MODEL MINORITY MYTH NEEDS MORE PUSHBACK
Conversations about affirmative action and Asian Americans discuss the model minority myth as one that positions Asian Americans as the “good” minority that suffers the consequences of discriminatory university admissions policies that unfairly benefit Black and Latinx applicants. The model minority myth presents us as an American success story by placing Asian Americans in close proximity to Whiteness at the expense of Black and Latinx communities and thus allegedly reaping the benefits of a rigged system.
The 1960s and 1970s saw the wider circulation of the model minority myth, in part, as a way to discredit cross-racial movements for liberation. In the decades that followed, repeated and concerted backlash against this organizing included numerous attempts to curtail affirmative action and to defund public education.
Yet the model minority myth also reveals a longer history of cross-racial movements in the United
States that show us why affirmative action is an important ground upon which to build solidarity in the present. Just a few years after President Lyndon B. Johnson created affirmative action with a
1965 executive order, the Third World Liberation Front and other student organizations built a cross-racial movement comprising Black, Latinx, Native and Asian American students by tying the fight for ethnic studies at the university level to the ongoing movement for civil rights and decolonization struggles around the world.
Students used the premise of affirmative action, the need to address deepseated racial inequities, to build their movement. They critiqued the insularity of the university and the ways it limited access for people of color and working people, and they called on it to expand its walls to people who shared their experiences. This movement found solidarity with activists fighting against anti-Black racism, White supremacy, colonization, urban renewal and the U.S. war in Vietnam.

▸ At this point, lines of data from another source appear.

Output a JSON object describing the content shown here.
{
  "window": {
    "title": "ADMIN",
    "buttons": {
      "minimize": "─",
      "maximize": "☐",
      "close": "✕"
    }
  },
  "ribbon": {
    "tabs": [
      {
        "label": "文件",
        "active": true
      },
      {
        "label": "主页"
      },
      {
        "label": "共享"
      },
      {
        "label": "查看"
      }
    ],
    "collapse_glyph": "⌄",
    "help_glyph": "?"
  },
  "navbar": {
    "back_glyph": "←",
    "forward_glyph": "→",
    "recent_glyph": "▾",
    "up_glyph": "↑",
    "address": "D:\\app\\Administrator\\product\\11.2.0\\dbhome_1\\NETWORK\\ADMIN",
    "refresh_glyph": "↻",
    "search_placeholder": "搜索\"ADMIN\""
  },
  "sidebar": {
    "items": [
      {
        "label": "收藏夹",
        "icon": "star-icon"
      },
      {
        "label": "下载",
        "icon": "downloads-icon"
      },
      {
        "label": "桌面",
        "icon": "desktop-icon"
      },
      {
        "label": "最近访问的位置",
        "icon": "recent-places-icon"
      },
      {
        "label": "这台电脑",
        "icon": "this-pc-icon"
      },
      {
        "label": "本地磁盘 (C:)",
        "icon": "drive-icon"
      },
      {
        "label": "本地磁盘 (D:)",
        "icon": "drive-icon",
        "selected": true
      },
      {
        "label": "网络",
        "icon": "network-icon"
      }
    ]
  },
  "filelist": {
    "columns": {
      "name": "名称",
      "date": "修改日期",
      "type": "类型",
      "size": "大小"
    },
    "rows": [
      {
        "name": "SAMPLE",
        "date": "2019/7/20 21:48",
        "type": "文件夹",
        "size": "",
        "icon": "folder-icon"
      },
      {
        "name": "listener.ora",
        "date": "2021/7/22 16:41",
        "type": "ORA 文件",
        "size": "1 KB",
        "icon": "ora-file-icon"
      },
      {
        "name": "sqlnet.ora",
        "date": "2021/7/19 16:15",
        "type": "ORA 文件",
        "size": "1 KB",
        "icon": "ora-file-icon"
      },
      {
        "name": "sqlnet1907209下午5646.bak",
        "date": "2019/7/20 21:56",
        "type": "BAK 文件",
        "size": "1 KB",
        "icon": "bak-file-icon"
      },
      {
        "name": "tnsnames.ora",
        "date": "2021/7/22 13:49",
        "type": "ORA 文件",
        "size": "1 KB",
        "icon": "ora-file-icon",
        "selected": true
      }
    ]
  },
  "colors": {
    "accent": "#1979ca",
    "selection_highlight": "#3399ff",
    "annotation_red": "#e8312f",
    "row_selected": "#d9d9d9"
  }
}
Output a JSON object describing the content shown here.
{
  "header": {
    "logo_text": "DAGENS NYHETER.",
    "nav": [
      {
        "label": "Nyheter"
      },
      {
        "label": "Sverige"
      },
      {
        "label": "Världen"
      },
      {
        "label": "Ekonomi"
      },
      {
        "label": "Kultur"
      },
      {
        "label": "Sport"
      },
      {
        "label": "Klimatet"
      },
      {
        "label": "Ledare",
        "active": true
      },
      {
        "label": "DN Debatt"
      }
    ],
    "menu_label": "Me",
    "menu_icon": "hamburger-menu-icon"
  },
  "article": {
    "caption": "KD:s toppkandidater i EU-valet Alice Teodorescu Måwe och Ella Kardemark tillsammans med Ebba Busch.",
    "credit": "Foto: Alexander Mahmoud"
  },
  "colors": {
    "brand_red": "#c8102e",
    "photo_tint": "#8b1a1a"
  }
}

Last year, 50,000 University of California academic workers went on strike for fairer wages. Much like past student movements, they are organizing to change inequitable conditions from within the institution. They continue to fight for a fully implemented contract amid what they call an escalating retaliation campaign from the university. Nonetheless, they are proof that student movement building works. They are also the kinds of students that would benefit from affirmative action. Most students who have both lived experiences of poverty and the tools and passion to organize are, thanks to systemic racialized oppression, students of color. Affirmative action bans aim to exclude these student organizers who hold universities accountable. Without student movement building, universities will continue to underpay workers, power the military industrial complex and occupy stolen Indigenous land. Twenty-five years ago, Proposition 209 banned race-based affirmative action in California public universities and public employment, exacerbating socioeconomic inequities. Degrees in science, technology, engineering and math obtained by underrepresented students declined, resulting in an average 5 percent wage decline. In addition, the practice of tracking disproportionately places students of color in classes marked for low-income careers. And the unequal suspension of Black, Latinx, Indigenous, Southeast Asian and Pacific Islander students leads to a higher rate of incarceration, where prison labor is exploited for slave wages.

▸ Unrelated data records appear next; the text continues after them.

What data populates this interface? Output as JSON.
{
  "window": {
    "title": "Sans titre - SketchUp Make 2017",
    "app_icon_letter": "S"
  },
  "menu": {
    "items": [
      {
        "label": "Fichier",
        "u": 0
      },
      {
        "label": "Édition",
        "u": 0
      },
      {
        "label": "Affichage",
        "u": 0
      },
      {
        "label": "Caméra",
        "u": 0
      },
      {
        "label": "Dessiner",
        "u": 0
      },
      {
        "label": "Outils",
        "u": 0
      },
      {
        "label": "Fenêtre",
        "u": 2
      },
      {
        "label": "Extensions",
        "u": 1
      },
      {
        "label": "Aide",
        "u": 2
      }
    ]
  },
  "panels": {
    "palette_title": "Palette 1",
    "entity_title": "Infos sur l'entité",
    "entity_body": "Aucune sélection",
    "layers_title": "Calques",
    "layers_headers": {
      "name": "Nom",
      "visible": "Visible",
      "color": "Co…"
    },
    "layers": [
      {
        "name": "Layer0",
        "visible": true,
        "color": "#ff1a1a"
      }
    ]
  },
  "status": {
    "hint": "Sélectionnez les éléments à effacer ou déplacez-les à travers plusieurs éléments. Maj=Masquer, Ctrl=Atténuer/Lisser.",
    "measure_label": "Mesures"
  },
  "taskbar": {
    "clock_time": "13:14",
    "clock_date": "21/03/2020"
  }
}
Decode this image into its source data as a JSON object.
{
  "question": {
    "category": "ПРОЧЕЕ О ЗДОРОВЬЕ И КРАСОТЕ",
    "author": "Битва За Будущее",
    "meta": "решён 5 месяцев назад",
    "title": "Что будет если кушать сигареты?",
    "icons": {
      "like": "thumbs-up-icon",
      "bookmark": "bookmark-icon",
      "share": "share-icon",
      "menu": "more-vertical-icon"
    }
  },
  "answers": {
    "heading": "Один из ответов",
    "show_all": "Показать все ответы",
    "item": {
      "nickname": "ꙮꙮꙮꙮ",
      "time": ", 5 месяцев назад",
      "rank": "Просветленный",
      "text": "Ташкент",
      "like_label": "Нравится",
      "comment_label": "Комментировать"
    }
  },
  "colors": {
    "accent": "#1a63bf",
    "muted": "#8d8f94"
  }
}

From preschool to university, academia continues to use racist policies to underdevelop and recruit youth as a cheap labor force. The resulting ban on affirmative action is an attempt to restrain the collective power of students who believe in and demand a better world. As Asian Americans, we are every bit a part of that.

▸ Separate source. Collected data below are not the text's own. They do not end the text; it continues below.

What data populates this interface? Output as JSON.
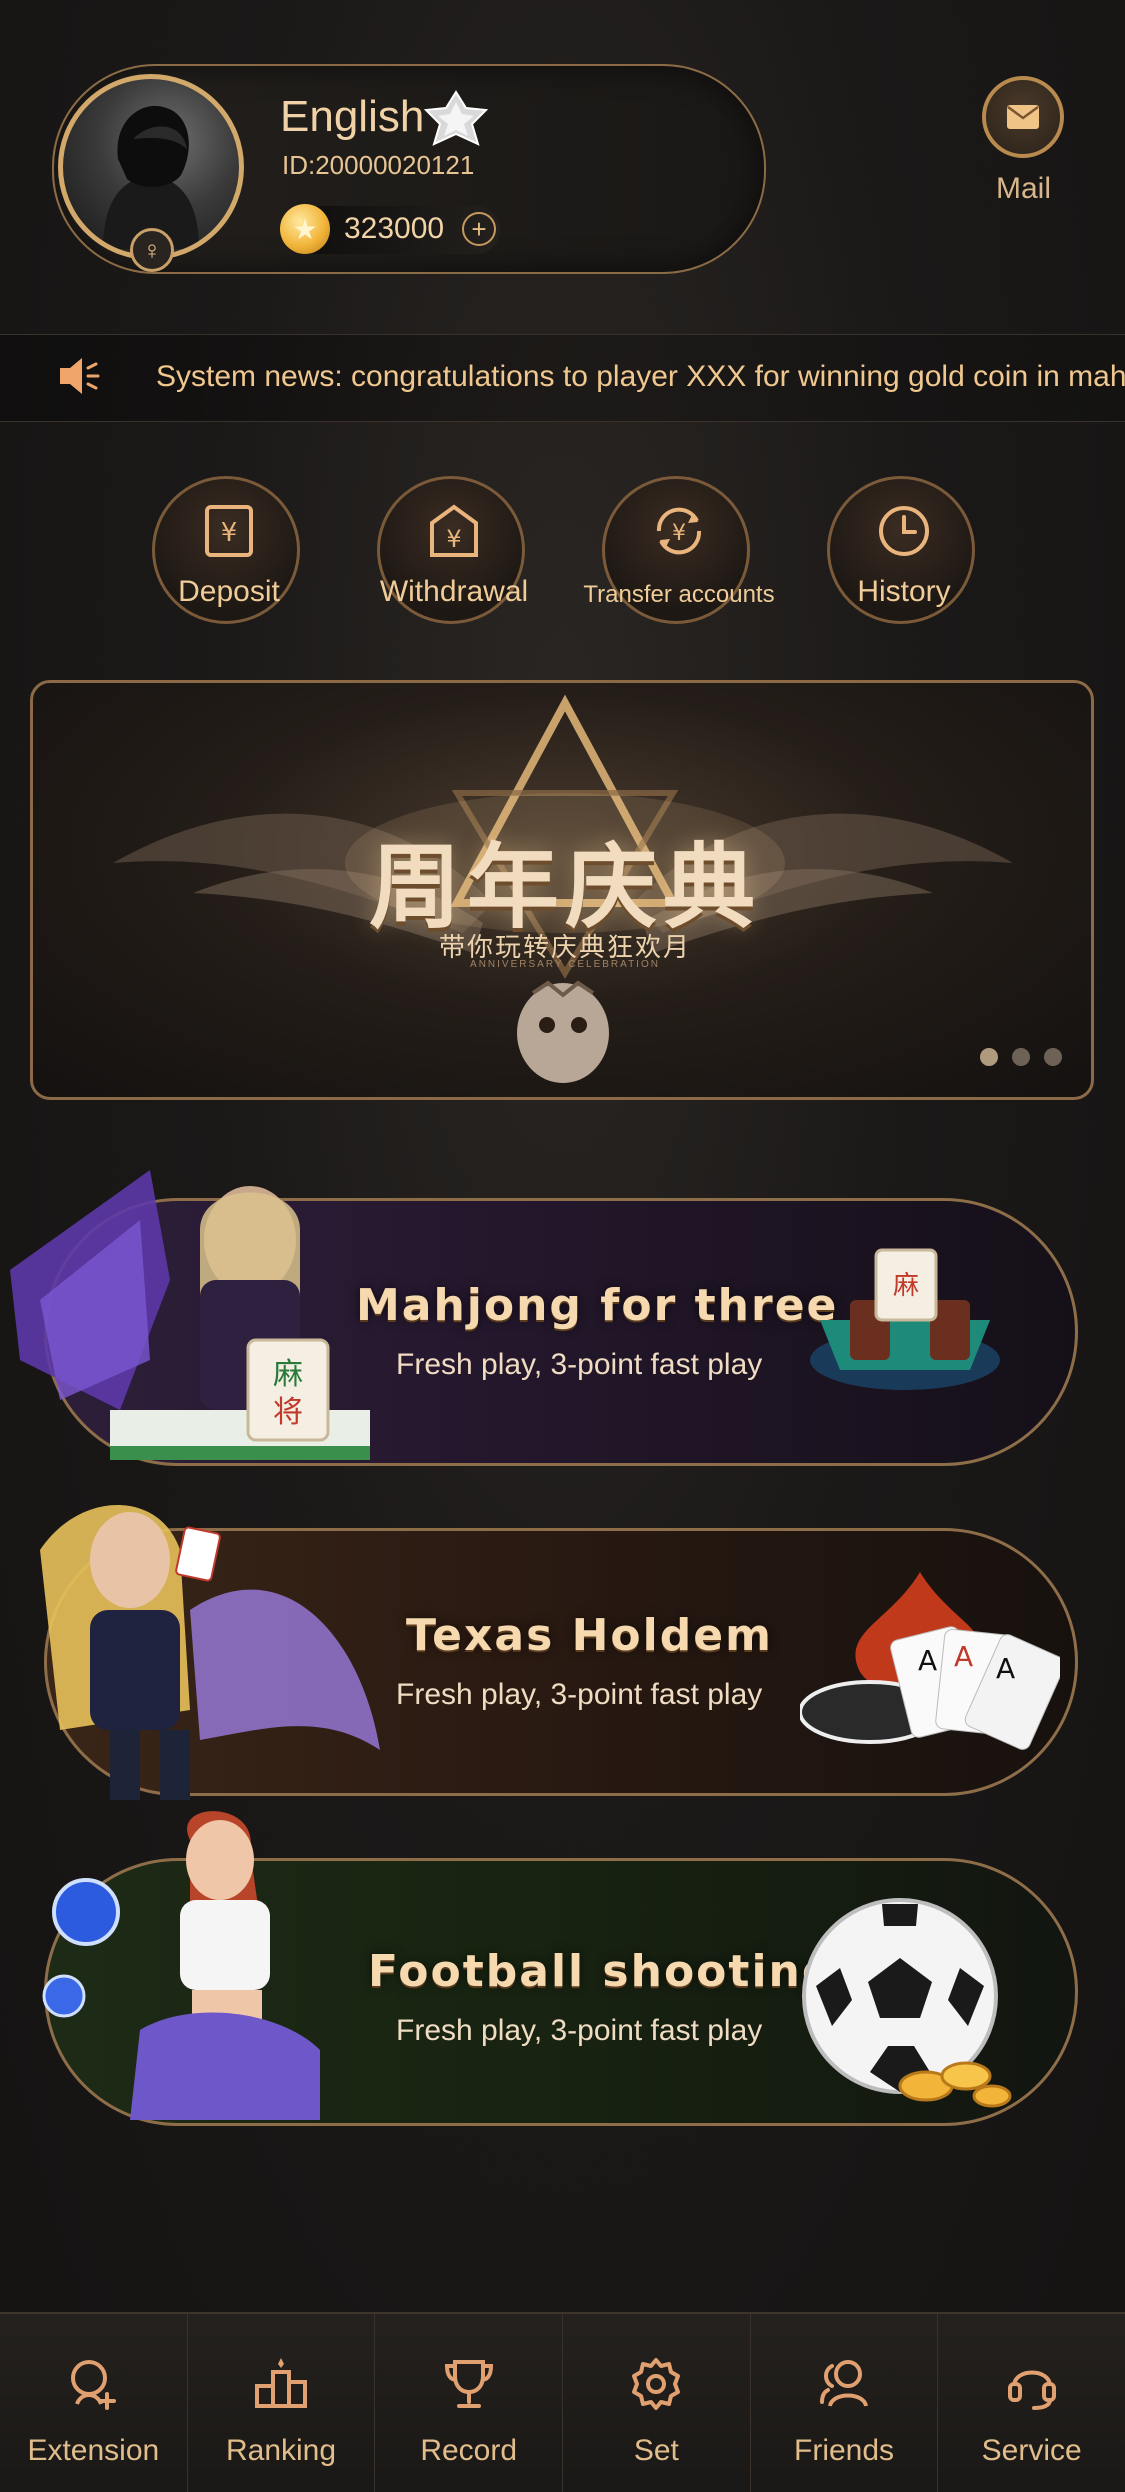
{
  "profile": {
    "username": "English",
    "user_id": "ID:20000020121",
    "coins": "323000",
    "gender_symbol": "♀"
  },
  "header": {
    "mail_label": "Mail"
  },
  "news": {
    "text": "System news: congratulations to player XXX for winning gold coin in mahjo"
  },
  "actions": [
    {
      "label": "Deposit",
      "icon": "deposit-icon"
    },
    {
      "label": "Withdrawal",
      "icon": "withdrawal-icon"
    },
    {
      "label": "Transfer accounts",
      "icon": "transfer-icon"
    },
    {
      "label": "History",
      "icon": "history-icon"
    }
  ],
  "banner": {
    "title": "周年庆典",
    "subtitle": "带你玩转庆典狂欢月",
    "small_text": "ANNIVERSARY CELEBRATION",
    "slides": 3,
    "active_slide": 1
  },
  "games": [
    {
      "title": "Mahjong for three",
      "subtitle": "Fresh play, 3-point fast play",
      "tile_text": "麻将"
    },
    {
      "title": "Texas Holdem",
      "subtitle": "Fresh play, 3-point fast play"
    },
    {
      "title": "Football shooting",
      "subtitle": "Fresh play, 3-point fast play"
    }
  ],
  "nav": [
    {
      "label": "Extension",
      "icon": "extension-icon"
    },
    {
      "label": "Ranking",
      "icon": "ranking-icon"
    },
    {
      "label": "Record",
      "icon": "trophy-icon"
    },
    {
      "label": "Set",
      "icon": "gear-icon"
    },
    {
      "label": "Friends",
      "icon": "friends-icon"
    },
    {
      "label": "Service",
      "icon": "headset-icon"
    }
  ],
  "colors": {
    "accent": "#d3a96b",
    "text_gold": "#f0cc98",
    "background": "#1b1918"
  }
}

Our ancestors renounced the model minority myth by organizing cross-racial solidarity movements in their homes, workplaces and campuses to win liberation for all people. A university education is but one tool toward liberation. Let us give equal weight to collective education efforts — from grassroots organizations like Universidad Popular, to parents tirelessly advocating for children with disabilities, to the legacy of the Black Panther Oakland Community School. Affirmative action bans and the model minority myth seek to use Asian American students as a racial wedge. It is our responsibility to know the lessons of liberatory educators and youth who show us alternative solutions to the gatekeepers of academia.
Students used affirmative action’s premise — the need to address racial inequities — to build their movement. They critiqued universities’ insularity and how officials limited access for people of color and working people.